The drop in oil prices greatly reduced BP's profits.  However, management has reiterated their commitment to maintaining the dividend, even in this lower oil price environment.  Several opportunities to maintain the dividend, as per management, include reducing exploration expenditure, continuing with the remaining $3 billion in planned asset divestitures, and increasing "gearing" or debt (currently at 18.4% with a management-specified cap at 20.0%).

Recently, an announcement was released that stated BP has come to an agreement to settle the claim with the United States government related to the Deepwater Horizon oil spill .  The settlement totaled $18.7 billion, which will be spread out over 15 - 18 years.  Numerous individual claims against BP have yet to be settled; however, the deadline for filing claims has passed.  Both of these developments clarify BP's exposure to the spill and will allow investors to ease their concerns about the maximum reduction in BP's profits related to the spill litigation.
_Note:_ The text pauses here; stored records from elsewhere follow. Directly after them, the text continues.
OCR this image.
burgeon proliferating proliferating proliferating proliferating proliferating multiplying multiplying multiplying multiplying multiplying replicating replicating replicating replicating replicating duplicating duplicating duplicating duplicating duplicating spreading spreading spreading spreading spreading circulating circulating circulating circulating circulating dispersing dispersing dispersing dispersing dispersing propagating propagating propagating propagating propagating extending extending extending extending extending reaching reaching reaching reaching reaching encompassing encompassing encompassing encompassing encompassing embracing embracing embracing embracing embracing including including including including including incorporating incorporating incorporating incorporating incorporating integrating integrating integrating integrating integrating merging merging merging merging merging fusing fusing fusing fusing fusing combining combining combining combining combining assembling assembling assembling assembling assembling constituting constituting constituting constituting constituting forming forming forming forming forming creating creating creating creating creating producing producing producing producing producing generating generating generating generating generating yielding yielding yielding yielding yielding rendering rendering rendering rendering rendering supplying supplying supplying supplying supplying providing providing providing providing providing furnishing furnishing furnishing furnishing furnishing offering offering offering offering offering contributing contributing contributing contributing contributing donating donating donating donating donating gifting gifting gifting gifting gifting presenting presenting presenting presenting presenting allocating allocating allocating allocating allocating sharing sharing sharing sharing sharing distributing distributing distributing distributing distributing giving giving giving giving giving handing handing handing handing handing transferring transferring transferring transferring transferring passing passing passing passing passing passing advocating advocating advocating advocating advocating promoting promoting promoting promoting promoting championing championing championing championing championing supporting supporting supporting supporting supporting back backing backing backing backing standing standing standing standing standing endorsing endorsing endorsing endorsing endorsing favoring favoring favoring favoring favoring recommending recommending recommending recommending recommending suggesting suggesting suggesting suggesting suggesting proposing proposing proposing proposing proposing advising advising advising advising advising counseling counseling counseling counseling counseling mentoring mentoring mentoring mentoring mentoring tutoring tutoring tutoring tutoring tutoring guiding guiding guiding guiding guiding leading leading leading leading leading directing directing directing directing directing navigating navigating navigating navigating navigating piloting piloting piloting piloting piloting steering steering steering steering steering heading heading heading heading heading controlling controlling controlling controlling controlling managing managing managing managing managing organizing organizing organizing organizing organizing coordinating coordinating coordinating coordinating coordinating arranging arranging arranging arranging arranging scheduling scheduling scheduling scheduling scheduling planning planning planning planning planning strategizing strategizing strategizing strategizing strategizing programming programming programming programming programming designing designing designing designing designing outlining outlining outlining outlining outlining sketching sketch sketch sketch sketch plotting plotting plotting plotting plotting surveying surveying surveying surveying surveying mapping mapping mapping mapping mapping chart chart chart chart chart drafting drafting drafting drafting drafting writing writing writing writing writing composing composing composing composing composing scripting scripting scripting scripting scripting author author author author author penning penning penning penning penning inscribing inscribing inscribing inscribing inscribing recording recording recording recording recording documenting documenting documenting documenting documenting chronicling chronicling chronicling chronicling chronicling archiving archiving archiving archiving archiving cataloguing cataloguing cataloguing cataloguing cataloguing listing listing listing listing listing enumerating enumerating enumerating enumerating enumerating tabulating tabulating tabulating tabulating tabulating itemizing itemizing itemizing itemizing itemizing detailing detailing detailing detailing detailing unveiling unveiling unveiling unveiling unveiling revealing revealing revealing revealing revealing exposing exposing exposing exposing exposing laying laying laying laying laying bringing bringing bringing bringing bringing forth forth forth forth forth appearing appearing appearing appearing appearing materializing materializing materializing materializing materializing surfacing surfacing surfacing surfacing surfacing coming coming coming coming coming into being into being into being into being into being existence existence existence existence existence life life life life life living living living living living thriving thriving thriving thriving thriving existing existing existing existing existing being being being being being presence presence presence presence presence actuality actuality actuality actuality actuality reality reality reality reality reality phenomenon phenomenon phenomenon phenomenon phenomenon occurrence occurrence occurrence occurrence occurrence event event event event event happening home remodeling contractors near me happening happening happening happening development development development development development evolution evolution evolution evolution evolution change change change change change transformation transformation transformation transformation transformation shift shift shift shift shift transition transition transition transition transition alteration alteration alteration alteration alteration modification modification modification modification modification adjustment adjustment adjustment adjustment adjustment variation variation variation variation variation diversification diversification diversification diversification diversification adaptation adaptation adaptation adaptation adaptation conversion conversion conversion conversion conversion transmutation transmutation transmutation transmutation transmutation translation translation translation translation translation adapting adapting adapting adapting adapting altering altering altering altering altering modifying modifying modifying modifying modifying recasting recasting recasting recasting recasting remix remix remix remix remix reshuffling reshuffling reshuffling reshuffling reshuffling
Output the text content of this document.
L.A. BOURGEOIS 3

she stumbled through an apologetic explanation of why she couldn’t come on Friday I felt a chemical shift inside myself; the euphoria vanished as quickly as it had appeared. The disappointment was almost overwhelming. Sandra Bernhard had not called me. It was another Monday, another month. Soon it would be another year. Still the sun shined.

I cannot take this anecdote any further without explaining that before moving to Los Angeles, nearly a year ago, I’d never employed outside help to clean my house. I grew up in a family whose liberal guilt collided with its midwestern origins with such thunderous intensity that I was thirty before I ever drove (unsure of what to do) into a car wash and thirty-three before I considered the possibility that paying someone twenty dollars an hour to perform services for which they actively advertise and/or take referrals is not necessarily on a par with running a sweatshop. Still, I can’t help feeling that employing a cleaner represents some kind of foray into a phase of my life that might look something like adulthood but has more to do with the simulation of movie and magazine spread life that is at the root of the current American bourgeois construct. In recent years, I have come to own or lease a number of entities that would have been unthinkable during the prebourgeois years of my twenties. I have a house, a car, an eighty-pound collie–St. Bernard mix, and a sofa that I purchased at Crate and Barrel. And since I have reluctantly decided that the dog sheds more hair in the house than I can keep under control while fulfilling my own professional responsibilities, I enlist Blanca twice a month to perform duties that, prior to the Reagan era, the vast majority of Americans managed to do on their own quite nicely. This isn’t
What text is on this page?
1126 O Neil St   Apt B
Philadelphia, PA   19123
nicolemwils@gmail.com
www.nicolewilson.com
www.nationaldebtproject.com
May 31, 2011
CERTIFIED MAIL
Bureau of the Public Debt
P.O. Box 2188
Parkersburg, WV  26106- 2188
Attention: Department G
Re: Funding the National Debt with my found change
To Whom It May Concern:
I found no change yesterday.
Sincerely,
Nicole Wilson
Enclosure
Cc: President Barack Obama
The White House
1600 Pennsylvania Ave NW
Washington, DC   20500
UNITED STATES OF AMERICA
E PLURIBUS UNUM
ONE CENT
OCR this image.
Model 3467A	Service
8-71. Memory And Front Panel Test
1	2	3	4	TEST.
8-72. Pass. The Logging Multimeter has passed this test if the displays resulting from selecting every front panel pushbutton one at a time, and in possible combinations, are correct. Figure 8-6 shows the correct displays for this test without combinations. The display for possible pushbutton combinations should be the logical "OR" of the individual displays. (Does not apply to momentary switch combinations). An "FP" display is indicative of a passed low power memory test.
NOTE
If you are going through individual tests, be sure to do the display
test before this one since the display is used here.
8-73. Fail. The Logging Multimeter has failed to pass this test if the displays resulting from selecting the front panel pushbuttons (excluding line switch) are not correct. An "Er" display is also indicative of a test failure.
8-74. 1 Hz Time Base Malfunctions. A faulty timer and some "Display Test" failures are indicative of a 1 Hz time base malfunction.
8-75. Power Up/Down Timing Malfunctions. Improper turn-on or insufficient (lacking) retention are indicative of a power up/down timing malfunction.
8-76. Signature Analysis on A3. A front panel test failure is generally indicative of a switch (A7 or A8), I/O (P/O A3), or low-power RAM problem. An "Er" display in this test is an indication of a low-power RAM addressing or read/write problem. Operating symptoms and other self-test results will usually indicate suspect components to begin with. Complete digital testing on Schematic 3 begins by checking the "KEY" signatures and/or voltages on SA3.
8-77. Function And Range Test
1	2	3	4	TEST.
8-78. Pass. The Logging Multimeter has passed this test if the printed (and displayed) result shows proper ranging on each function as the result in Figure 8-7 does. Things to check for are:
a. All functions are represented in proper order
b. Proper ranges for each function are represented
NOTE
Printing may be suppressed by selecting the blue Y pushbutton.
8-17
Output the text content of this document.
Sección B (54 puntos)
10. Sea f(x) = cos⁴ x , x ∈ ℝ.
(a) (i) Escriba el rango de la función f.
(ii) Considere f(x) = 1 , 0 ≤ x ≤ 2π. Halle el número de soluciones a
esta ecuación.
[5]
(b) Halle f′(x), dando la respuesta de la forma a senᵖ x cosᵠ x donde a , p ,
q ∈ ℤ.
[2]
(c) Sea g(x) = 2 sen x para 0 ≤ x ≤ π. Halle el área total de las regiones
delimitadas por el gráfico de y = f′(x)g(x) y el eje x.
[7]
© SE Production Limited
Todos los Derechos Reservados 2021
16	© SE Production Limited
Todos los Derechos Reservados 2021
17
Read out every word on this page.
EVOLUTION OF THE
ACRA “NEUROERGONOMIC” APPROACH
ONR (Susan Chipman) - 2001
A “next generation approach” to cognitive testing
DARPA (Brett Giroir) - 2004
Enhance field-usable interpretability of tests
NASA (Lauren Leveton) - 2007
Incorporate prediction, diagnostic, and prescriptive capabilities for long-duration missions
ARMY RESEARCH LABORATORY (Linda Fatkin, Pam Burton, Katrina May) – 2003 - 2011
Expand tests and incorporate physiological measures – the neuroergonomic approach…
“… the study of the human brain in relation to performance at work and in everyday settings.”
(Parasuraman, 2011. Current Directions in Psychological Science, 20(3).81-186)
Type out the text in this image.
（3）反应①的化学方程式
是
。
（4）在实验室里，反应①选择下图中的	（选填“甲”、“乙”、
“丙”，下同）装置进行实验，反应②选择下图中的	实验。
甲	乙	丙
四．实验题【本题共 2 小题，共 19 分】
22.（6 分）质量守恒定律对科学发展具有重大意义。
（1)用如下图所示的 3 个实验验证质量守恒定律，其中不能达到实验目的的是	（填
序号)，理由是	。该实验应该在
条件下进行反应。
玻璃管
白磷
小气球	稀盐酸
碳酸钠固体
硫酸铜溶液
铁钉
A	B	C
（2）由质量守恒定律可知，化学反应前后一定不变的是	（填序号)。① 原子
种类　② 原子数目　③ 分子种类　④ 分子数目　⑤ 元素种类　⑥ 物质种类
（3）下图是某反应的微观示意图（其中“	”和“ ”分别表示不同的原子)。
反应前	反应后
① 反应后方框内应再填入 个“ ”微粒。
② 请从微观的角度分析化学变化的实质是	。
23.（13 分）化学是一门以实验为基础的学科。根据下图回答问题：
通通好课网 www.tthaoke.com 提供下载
Common Cents Take: BP is yet another step closer to putting the spill behind it.  The drop in oil prices has hurt BP profits; however, BP has multiple available options to create cash to maintain the dividend during this period.  Being that  Common Cents has invested in BP primarily for the dividend, Common Cents continues to view BP as an attractive Buy.  Going forward, Common Cents would like to purchase more shares when the dividend yields around 6% and at every .5% dividend increment above %6.

Thursday, July 2, 2015

LUV Purchase @ $32.5

Common Cents purchased LUV at $32.5 during a steep intraday decline on July 1.  The decline was related to news of a probe into price collusion by the major airlines.

Common Cents Take: LUV just can't win.  Analysts lower earnings estimates on fears that the airline companies will increase competition, which will lower ticket prices and profits.  Then, the Department of Justice (DOJ) announces that it is launching a probe for not lowering ticket prices.  Since when is it a requirement to proactively reduce profits?  Doesn't the market (we ticket buyers) control that?

Going forward, Common Cents will look to sell the recently purchased shares near $35.50, as the position is now larger than the target allocation.

AGNC Sale @ $18.5

Common Cents closed out its position in AGNC on July 1.  The remainder of the position was sold at $18.5 per share.

Common Cents Take: The position should have been closed out earlier (near $21) when it was evident that a fed rate hike would cause the stock to decline.  There were no positive updates on the horizon at the time, and AGNC is going to have a difficult time managing its mortgage portfolio during a rising rate environment.